Samsung moved to exclude testimony about its rival's marketing prowess.
"If Apple is allowed to talk about its brand incessantly, we're going to have a whole trial about how Apple is great," Samsung lawyer Victoria Maroulis said. "That's not related at all to what we have to establish here."
Koh denied Samsung's motion, but McElhinny could not rest. "I don't want to argue, but," McElhinny said while racing to the podium.
"It was granted in your favor," Maroulis said dryly.
Damages experts will be the trial's star witnesses. Apple's new expert, Davis, has been qualified to testify in more than 50 cases, according to court papers. But when she takes the stand next week, she will be limited to what her predecessor, Musika, concluded ahead of the first trial. For example, Koh ruled Thursday that Davis cannot weigh in on whether Samsung copied Apple because Musika did not feel qualified to give such an opinion at the first trial. Koh allowed Davis to reference what other experts say at trial about the matter, but she barred her from using of the word "copying" or any of its synonyms.
Marino said the limitations placed on Davis could present an opening for Samsung to question her credibility.
"She didn't do the analysis herself, and she probably would have done it differently," he said. "If I were on the defense, I would try to exploit that in cross."
Meanwhile, Koh has permitted Samsung's damages expert, Michael Wagner, to make use of one fact that the first jury did not have the benefit of: the verdict. Koh ruled Thursday that Wagner may point to the Samsung products that the original jury found did not infringe Apple's patents to try to prove that Samsung had acceptable non-infringing alternatives on the market.
The damages retrial will be something of a rerun for IP litigators in the Valley. But they are riveted nonetheless.
There is little precedent for damages retrials in IP litigation, Marino said. The Eastern District of Texas has seen a few, he noted, but they commenced shortly after the jury reached its original verdict.

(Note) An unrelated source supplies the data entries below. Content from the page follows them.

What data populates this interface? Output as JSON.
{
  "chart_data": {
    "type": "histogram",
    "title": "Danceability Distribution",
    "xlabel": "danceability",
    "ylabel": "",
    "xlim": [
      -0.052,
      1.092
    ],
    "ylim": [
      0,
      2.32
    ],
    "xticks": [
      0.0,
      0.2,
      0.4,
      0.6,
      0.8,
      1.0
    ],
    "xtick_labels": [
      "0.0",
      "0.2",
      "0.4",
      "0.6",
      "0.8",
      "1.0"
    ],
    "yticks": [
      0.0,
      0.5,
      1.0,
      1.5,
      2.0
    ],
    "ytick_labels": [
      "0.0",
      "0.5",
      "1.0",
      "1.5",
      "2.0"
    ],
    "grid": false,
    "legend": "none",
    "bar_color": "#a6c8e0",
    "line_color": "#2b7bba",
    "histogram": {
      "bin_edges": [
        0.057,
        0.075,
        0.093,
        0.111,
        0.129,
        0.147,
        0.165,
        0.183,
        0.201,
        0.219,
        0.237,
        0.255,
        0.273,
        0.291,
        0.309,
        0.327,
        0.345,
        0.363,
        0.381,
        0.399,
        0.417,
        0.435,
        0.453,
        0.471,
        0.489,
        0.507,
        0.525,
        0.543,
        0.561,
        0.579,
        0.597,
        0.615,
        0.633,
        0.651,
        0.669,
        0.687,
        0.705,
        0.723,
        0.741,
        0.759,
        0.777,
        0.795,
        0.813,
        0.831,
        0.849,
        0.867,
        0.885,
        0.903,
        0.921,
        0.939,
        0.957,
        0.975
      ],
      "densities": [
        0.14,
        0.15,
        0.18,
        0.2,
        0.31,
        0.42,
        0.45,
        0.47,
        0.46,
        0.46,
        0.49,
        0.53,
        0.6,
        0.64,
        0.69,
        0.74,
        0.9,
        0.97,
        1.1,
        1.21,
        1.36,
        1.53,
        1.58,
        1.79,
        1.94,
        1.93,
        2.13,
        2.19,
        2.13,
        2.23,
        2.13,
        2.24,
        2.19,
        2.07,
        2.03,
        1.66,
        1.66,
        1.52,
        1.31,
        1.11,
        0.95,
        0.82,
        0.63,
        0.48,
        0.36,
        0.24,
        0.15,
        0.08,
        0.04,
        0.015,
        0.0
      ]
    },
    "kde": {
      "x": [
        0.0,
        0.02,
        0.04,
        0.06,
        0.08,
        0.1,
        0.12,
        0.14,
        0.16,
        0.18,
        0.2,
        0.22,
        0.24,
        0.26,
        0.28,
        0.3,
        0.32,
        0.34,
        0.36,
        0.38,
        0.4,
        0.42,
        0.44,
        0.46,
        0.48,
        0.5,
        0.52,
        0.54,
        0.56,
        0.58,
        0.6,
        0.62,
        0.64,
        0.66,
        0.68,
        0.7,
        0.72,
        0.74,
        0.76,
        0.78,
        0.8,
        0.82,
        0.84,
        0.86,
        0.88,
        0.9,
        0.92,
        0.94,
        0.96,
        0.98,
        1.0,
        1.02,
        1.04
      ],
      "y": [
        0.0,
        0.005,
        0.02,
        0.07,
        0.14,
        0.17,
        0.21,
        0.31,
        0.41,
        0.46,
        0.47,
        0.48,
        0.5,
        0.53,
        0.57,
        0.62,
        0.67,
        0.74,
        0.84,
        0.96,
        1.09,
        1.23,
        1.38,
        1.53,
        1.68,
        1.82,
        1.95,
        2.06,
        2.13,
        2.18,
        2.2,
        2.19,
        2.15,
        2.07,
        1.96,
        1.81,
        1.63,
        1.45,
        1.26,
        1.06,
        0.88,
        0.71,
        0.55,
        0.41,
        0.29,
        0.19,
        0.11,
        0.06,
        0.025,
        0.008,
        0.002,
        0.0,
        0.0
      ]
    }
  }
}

Few patent battles are worth enough to merit the expense of one trial, let alone two, Love noted. Ahead of Apple and Samsung's first match in San Jose, some predicted that a decisive verdict might bring an end to their worldwide patent battle. Few expect that to happen this time around, Love said.

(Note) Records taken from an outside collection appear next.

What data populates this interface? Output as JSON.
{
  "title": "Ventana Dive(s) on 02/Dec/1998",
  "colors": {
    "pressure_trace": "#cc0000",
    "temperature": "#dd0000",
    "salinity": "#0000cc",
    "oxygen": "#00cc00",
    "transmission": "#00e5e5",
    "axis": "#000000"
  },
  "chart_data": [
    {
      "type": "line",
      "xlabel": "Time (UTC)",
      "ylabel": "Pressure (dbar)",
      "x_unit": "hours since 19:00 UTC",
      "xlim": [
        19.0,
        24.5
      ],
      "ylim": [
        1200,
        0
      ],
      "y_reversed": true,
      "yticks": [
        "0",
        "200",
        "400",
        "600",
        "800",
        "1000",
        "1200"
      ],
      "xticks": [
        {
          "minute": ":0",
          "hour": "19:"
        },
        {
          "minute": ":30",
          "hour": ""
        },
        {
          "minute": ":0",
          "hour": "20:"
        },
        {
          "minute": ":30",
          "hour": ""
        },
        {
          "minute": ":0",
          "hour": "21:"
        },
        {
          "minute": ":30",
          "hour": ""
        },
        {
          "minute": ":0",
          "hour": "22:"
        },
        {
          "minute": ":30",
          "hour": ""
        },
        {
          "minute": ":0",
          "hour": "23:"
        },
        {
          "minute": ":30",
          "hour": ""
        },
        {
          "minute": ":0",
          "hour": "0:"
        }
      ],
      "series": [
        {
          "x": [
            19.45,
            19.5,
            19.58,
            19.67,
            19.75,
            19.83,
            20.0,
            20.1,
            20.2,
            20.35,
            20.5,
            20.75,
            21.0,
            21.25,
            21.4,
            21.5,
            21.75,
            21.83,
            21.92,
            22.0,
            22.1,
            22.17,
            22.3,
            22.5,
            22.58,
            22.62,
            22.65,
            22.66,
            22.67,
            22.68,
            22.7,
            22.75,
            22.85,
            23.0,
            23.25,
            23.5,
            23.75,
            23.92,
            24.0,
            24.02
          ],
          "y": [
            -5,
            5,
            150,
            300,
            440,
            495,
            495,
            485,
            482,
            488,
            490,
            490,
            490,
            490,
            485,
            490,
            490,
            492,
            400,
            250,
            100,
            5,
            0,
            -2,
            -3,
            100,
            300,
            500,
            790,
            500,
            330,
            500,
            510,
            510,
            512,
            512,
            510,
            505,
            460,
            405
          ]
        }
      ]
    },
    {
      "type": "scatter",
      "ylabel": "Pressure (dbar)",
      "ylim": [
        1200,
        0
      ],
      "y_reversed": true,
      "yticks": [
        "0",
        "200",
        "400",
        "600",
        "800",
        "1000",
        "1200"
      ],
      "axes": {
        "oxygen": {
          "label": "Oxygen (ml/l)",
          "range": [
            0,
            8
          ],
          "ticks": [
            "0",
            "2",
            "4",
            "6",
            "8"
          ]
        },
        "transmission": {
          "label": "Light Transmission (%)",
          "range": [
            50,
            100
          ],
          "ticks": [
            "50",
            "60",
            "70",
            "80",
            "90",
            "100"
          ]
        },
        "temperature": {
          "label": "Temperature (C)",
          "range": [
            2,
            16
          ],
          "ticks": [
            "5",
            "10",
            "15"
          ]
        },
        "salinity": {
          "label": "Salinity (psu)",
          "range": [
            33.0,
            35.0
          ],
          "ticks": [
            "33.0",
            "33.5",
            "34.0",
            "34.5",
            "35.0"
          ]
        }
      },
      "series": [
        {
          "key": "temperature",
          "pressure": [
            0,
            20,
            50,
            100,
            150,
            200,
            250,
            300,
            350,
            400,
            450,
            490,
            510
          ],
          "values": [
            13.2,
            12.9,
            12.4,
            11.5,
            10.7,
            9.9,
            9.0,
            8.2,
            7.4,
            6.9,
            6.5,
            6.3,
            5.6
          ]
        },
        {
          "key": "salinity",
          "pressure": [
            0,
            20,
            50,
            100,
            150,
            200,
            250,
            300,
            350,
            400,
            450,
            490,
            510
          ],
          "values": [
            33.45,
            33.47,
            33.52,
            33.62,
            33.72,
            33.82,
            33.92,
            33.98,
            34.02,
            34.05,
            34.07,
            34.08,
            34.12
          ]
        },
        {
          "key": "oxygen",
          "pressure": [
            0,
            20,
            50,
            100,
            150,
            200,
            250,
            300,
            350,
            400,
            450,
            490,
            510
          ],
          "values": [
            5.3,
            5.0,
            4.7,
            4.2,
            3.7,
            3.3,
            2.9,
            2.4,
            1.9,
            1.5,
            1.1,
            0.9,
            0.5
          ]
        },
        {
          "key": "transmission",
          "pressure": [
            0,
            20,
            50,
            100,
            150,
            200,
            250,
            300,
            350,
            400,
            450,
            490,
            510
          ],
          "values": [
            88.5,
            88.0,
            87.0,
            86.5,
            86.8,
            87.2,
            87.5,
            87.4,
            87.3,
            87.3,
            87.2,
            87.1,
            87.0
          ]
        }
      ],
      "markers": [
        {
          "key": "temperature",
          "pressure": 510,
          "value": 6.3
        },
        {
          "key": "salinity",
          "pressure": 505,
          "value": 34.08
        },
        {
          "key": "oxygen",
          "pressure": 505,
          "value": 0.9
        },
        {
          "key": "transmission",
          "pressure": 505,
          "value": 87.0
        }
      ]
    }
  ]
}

"Given all the things that have happened already that haven't brought the parties to the negotiating table, it doesn't seem like this trial will do it," he said.
But that didn't stop Koh from pleading for peace one last time. As the pretrial conference came to a close, she trailed off while detailing her plans for voir dire.
"Are you sure you want to do this?" she asked McElhinny.
"This is the second trial of the century," he replied.